We’ll finally know more next week. President Joe Biden is expected to head to Pittsburgh next Wednesday to unveil his infrastructure plan, with a price tag as high as $4 trillion.

Speculation so far is promising. Lots of federal funding will be proposed for not only roads and bridges, but also for tackling climate change.

But what we don’t know yet is this: Will it be explicit about privatization?

Will it take a page out of Trump’s playbook, using a smaller pot of public money to ​“leverage” private investment from Wall Street banks and multinational corporations? Will it promote so-called “public-private partnerships,” which drain money and take decision-making power away from local communities?

These are important questions. So much is at stake. Particularly, racial justice.

From slavery to Jim Crow and through the post-civil rights era, fights over infrastructure spending have long been tinged with racism.

The end of the Civil War brought a wave of new construction to the South, including hospitals, housing and the region’s first public schools. As the Brookings Institution’s Vanessa Williamson has documented, wealthy Southern whites ​“focused their critique of Reconstruction on rising government debt and excessive spending, painting government by Black people and poor whites as intrinsically corrupt.”

Fast forward to the 1950s and ‘60s. Once the civil rights movement won battles over desegregation, many white Americans withdrew their backing of well-funded public institutions and services. Conservatives began using privatization to attack still-popular public services like trash pick-up without seeming as though they were proposing service cuts.
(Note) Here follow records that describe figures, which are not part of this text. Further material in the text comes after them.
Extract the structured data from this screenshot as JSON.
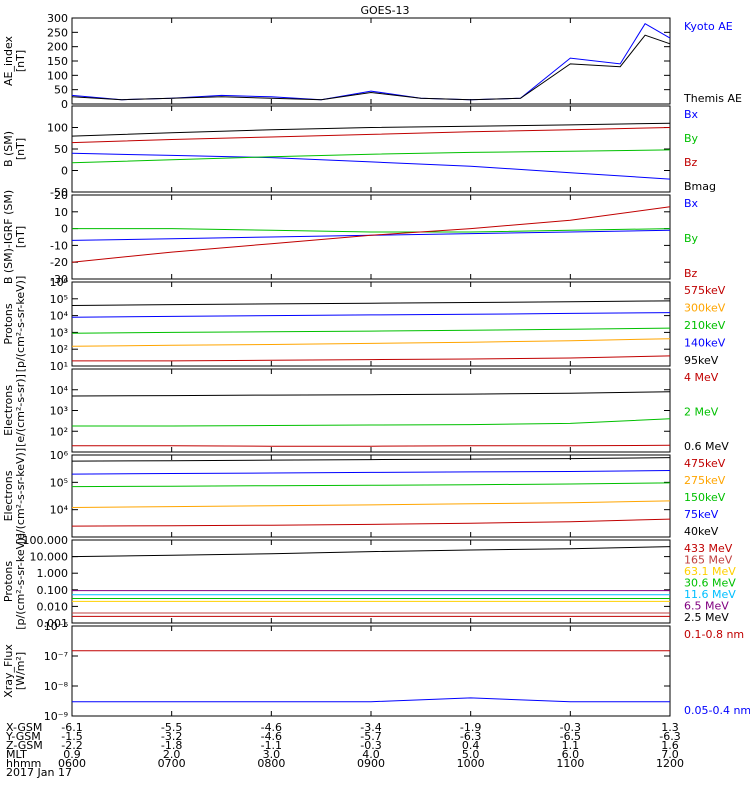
{
  "title": "GOES-13",
  "chart_data": [
    {
      "type": "line",
      "panel": "ae_index",
      "ylabel": "AE_index\n[nT]",
      "ylim": [
        0,
        300
      ],
      "yticks": [
        0,
        50,
        100,
        150,
        200,
        250,
        300
      ],
      "ytick_labels": [
        "0",
        "50",
        "100",
        "150",
        "200",
        "250",
        "300"
      ],
      "x": [
        600,
        630,
        700,
        730,
        800,
        830,
        900,
        930,
        1000,
        1030,
        1100,
        1130,
        1145,
        1200
      ],
      "series": [
        {
          "name": "Kyoto AE",
          "color": "#0000ff",
          "values": [
            30,
            15,
            20,
            30,
            25,
            15,
            45,
            20,
            15,
            20,
            160,
            140,
            280,
            230
          ]
        },
        {
          "name": "Themis AE",
          "color": "#000000",
          "values": [
            25,
            15,
            20,
            25,
            20,
            15,
            40,
            20,
            15,
            20,
            140,
            130,
            240,
            210
          ]
        }
      ]
    },
    {
      "type": "line",
      "panel": "b_sm",
      "ylabel": "B (SM)\n[nT]",
      "ylim": [
        -50,
        150
      ],
      "yticks": [
        -50,
        0,
        50,
        100
      ],
      "ytick_labels": [
        "-50",
        "0",
        "50",
        "100"
      ],
      "x": [
        600,
        700,
        800,
        900,
        1000,
        1100,
        1200
      ],
      "series": [
        {
          "name": "Bx",
          "color": "#0000ff",
          "values": [
            40,
            35,
            30,
            20,
            10,
            -5,
            -20
          ]
        },
        {
          "name": "By",
          "color": "#00c000",
          "values": [
            18,
            25,
            32,
            38,
            42,
            45,
            48
          ]
        },
        {
          "name": "Bz",
          "color": "#c00000",
          "values": [
            65,
            72,
            78,
            84,
            90,
            95,
            100
          ]
        },
        {
          "name": "Bmag",
          "color": "#000000",
          "values": [
            80,
            88,
            95,
            100,
            103,
            106,
            110
          ]
        }
      ]
    },
    {
      "type": "line",
      "panel": "b_minus_igrf",
      "ylabel": "B (SM)-IGRF (SM)\n[nT]",
      "ylim": [
        -30,
        20
      ],
      "yticks": [
        -30,
        -20,
        -10,
        0,
        10,
        20
      ],
      "ytick_labels": [
        "-30",
        "-20",
        "-10",
        "0",
        "10",
        "20"
      ],
      "x": [
        600,
        700,
        800,
        900,
        1000,
        1100,
        1200
      ],
      "series": [
        {
          "name": "Bx",
          "color": "#0000ff",
          "values": [
            -7,
            -6,
            -5,
            -4,
            -3,
            -2,
            -1
          ]
        },
        {
          "name": "By",
          "color": "#00c000",
          "values": [
            0,
            0,
            -1,
            -2,
            -2,
            -1,
            0
          ]
        },
        {
          "name": "Bz",
          "color": "#c00000",
          "values": [
            -20,
            -14,
            -9,
            -4,
            0,
            5,
            13
          ]
        }
      ]
    },
    {
      "type": "line",
      "panel": "protons_low",
      "ylabel": "Protons\n[p/(cm²-s-sr-keV)]",
      "yscale": "log",
      "ylim": [
        10,
        1000000
      ],
      "yticks": [
        10,
        100,
        1000,
        10000,
        100000,
        1000000
      ],
      "ytick_labels": [
        "10¹",
        "10²",
        "10³",
        "10⁴",
        "10⁵",
        "10⁶"
      ],
      "x": [
        600,
        700,
        800,
        900,
        1000,
        1100,
        1200
      ],
      "series": [
        {
          "name": "575keV",
          "color": "#c00000",
          "values": [
            20,
            20,
            22,
            24,
            26,
            30,
            40
          ]
        },
        {
          "name": "300keV",
          "color": "#ffa500",
          "values": [
            150,
            170,
            190,
            220,
            260,
            320,
            420
          ]
        },
        {
          "name": "210keV",
          "color": "#00c000",
          "values": [
            900,
            1000,
            1100,
            1200,
            1350,
            1550,
            1800
          ]
        },
        {
          "name": "140keV",
          "color": "#0000ff",
          "values": [
            8000,
            9000,
            10000,
            11000,
            12000,
            13500,
            15000
          ]
        },
        {
          "name": "95keV",
          "color": "#000000",
          "values": [
            40000,
            45000,
            50000,
            55000,
            60000,
            67000,
            75000
          ]
        }
      ]
    },
    {
      "type": "line",
      "panel": "electrons_mev",
      "ylabel": "Electrons\n[e/(cm²-s-sr)]",
      "yscale": "log",
      "ylim": [
        10,
        100000
      ],
      "yticks": [
        100,
        1000,
        10000
      ],
      "ytick_labels": [
        "10²",
        "10³",
        "10⁴"
      ],
      "x": [
        600,
        700,
        800,
        900,
        1000,
        1100,
        1200
      ],
      "series": [
        {
          "name": "4 MeV",
          "color": "#c00000",
          "values": [
            20,
            20,
            19,
            19,
            20,
            20,
            21
          ]
        },
        {
          "name": "2 MeV",
          "color": "#00c000",
          "values": [
            180,
            180,
            190,
            200,
            210,
            240,
            400
          ]
        },
        {
          "name": "0.6 MeV",
          "color": "#000000",
          "values": [
            5000,
            5200,
            5500,
            5800,
            6200,
            6800,
            8000
          ]
        }
      ]
    },
    {
      "type": "line",
      "panel": "electrons_kev",
      "ylabel": "Electrons\n[e/(cm²-s-sr-keV)]",
      "yscale": "log",
      "ylim": [
        1000,
        1000000
      ],
      "yticks": [
        10000,
        100000,
        1000000
      ],
      "ytick_labels": [
        "10⁴",
        "10⁵",
        "10⁶"
      ],
      "x": [
        600,
        700,
        800,
        900,
        1000,
        1100,
        1200
      ],
      "series": [
        {
          "name": "475keV",
          "color": "#c00000",
          "values": [
            2500,
            2600,
            2700,
            2900,
            3200,
            3600,
            4500
          ]
        },
        {
          "name": "275keV",
          "color": "#ffa500",
          "values": [
            12000,
            13000,
            14000,
            15000,
            16500,
            18000,
            21000
          ]
        },
        {
          "name": "150keV",
          "color": "#00c000",
          "values": [
            70000,
            72000,
            75000,
            78000,
            82000,
            87000,
            95000
          ]
        },
        {
          "name": "75keV",
          "color": "#0000ff",
          "values": [
            200000,
            210000,
            220000,
            230000,
            240000,
            250000,
            270000
          ]
        },
        {
          "name": "40keV",
          "color": "#000000",
          "values": [
            600000,
            620000,
            650000,
            680000,
            710000,
            740000,
            800000
          ]
        }
      ]
    },
    {
      "type": "line",
      "panel": "protons_mev",
      "ylabel": "Protons\n[p/(cm²-s-sr-keV)]",
      "yscale": "log",
      "ylim": [
        0.001,
        100
      ],
      "yticks": [
        0.001,
        0.01,
        0.1,
        1,
        10,
        100
      ],
      "ytick_labels": [
        "0.001",
        "0.010",
        "0.100",
        "1.000",
        "10.000",
        "100.000"
      ],
      "x": [
        600,
        700,
        800,
        900,
        1000,
        1100,
        1200
      ],
      "series": [
        {
          "name": "433 MeV",
          "color": "#c00000",
          "values": [
            0.0025,
            0.0025,
            0.0025,
            0.0025,
            0.0025,
            0.0025,
            0.0025
          ]
        },
        {
          "name": "165 MeV",
          "color": "#c04040",
          "values": [
            0.004,
            0.004,
            0.004,
            0.004,
            0.004,
            0.004,
            0.004
          ]
        },
        {
          "name": "63.1 MeV",
          "color": "#ffd000",
          "values": [
            0.02,
            0.02,
            0.02,
            0.02,
            0.02,
            0.02,
            0.02
          ]
        },
        {
          "name": "30.6 MeV",
          "color": "#00c000",
          "values": [
            0.03,
            0.03,
            0.03,
            0.03,
            0.03,
            0.03,
            0.03
          ]
        },
        {
          "name": "11.6 MeV",
          "color": "#00bfff",
          "values": [
            0.05,
            0.05,
            0.05,
            0.05,
            0.05,
            0.05,
            0.05
          ]
        },
        {
          "name": "6.5 MeV",
          "color": "#800080",
          "values": [
            0.09,
            0.09,
            0.09,
            0.09,
            0.09,
            0.09,
            0.09
          ]
        },
        {
          "name": "2.5 MeV",
          "color": "#000000",
          "values": [
            10,
            12,
            15,
            20,
            25,
            30,
            40
          ]
        }
      ]
    },
    {
      "type": "line",
      "panel": "xray_flux",
      "ylabel": "Xray_Flux\n[W/m²]",
      "yscale": "log",
      "ylim": [
        1e-09,
        1e-06
      ],
      "yticks": [
        1e-09,
        1e-08,
        1e-07,
        1e-06
      ],
      "ytick_labels": [
        "10⁻⁹",
        "10⁻⁸",
        "10⁻⁷",
        "10⁻⁶"
      ],
      "x": [
        600,
        700,
        800,
        900,
        1000,
        1100,
        1200
      ],
      "series": [
        {
          "name": "0.1-0.8 nm",
          "color": "#c00000",
          "values": [
            1.5e-07,
            1.5e-07,
            1.5e-07,
            1.5e-07,
            1.5e-07,
            1.5e-07,
            1.5e-07
          ]
        },
        {
          "name": "0.05-0.4 nm",
          "color": "#0000ff",
          "values": [
            3e-09,
            3e-09,
            3e-09,
            3e-09,
            4e-09,
            3e-09,
            3e-09
          ]
        }
      ]
    }
  ],
  "x_axis": {
    "rows": [
      {
        "label": "X-GSM",
        "values": [
          "-6.1",
          "-5.5",
          "-4.6",
          "-3.4",
          "-1.9",
          "-0.3",
          "1.3"
        ]
      },
      {
        "label": "Y-GSM",
        "values": [
          "-1.5",
          "-3.2",
          "-4.6",
          "-5.7",
          "-6.3",
          "-6.5",
          "-6.3"
        ]
      },
      {
        "label": "Z-GSM",
        "values": [
          "-2.2",
          "-1.8",
          "-1.1",
          "-0.3",
          "0.4",
          "1.1",
          "1.6"
        ]
      },
      {
        "label": "MLT",
        "values": [
          "0.9",
          "2.0",
          "3.0",
          "4.0",
          "5.0",
          "6.0",
          "7.0"
        ]
      },
      {
        "label": "hhmm",
        "values": [
          "0600",
          "0700",
          "0800",
          "0900",
          "1000",
          "1100",
          "1200"
        ]
      }
    ],
    "date": "2017 Jan 17"
  },
  "colors": {
    "axis": "#000000",
    "background": "#ffffff"
  }
}
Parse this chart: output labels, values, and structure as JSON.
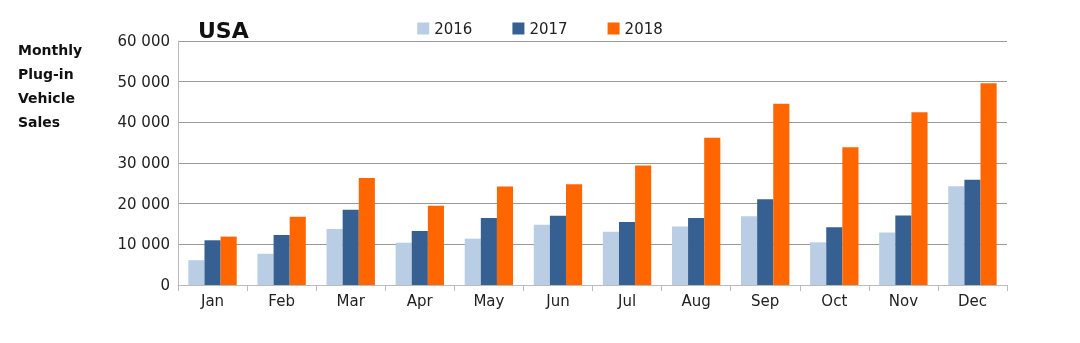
{
  "chart_data": {
    "type": "bar",
    "title": "USA",
    "ylabel": "Monthly\nPlug-in\nVehicle\nSales",
    "categories": [
      "Jan",
      "Feb",
      "Mar",
      "Apr",
      "May",
      "Jun",
      "Jul",
      "Aug",
      "Sep",
      "Oct",
      "Nov",
      "Dec"
    ],
    "series": [
      {
        "name": "2016",
        "color": "#b9cde4",
        "values": [
          6100,
          7700,
          13800,
          10400,
          11400,
          14800,
          13100,
          14400,
          16900,
          10500,
          12900,
          24300
        ]
      },
      {
        "name": "2017",
        "color": "#366092",
        "values": [
          11000,
          12300,
          18500,
          13300,
          16500,
          17000,
          15500,
          16500,
          21100,
          14200,
          17100,
          25900
        ]
      },
      {
        "name": "2018",
        "color": "#ff6600",
        "values": [
          11900,
          16800,
          26300,
          19500,
          24200,
          24800,
          29400,
          36200,
          44600,
          33900,
          42500,
          49600
        ]
      }
    ],
    "ylim": [
      0,
      60000
    ],
    "yticks": [
      0,
      {
        "value": 10000,
        "label": "10 000"
      },
      {
        "value": 20000,
        "label": "20 000"
      },
      {
        "value": 30000,
        "label": "30 000"
      },
      {
        "value": 40000,
        "label": "40 000"
      },
      {
        "value": 50000,
        "label": "50 000"
      },
      {
        "value": 60000,
        "label": "60 000"
      }
    ],
    "grid": "y",
    "legend": "top"
  }
}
More recently, a growing industry of multinational banks, construction firms, and private investors have lobbied state and local policymakers to sign infrastructure public-private partnerships. Private money has been used to build toll roads, water systems, prisons, and an increasing variety of infrastructure.

Maryland’s Prince George’s County, which is majority Black, just became the first jurisdiction in the country to sign a public-private partnership to build and maintain public schools.

Poor and working people, particularly those of color, have shouldered the worst outcomes of the privatization trend. Privatizing water systems and other infrastructure, including internet services, often has a disproportionate impact on communities of color. It also takes decision-making power away from these communities, contributing to systemic racism. 

Biden has committed his administration to racial equity. If he wants to live up to that, yes, the federal government needs to spend big on infrastructure. But it also has to say “no” to privatization.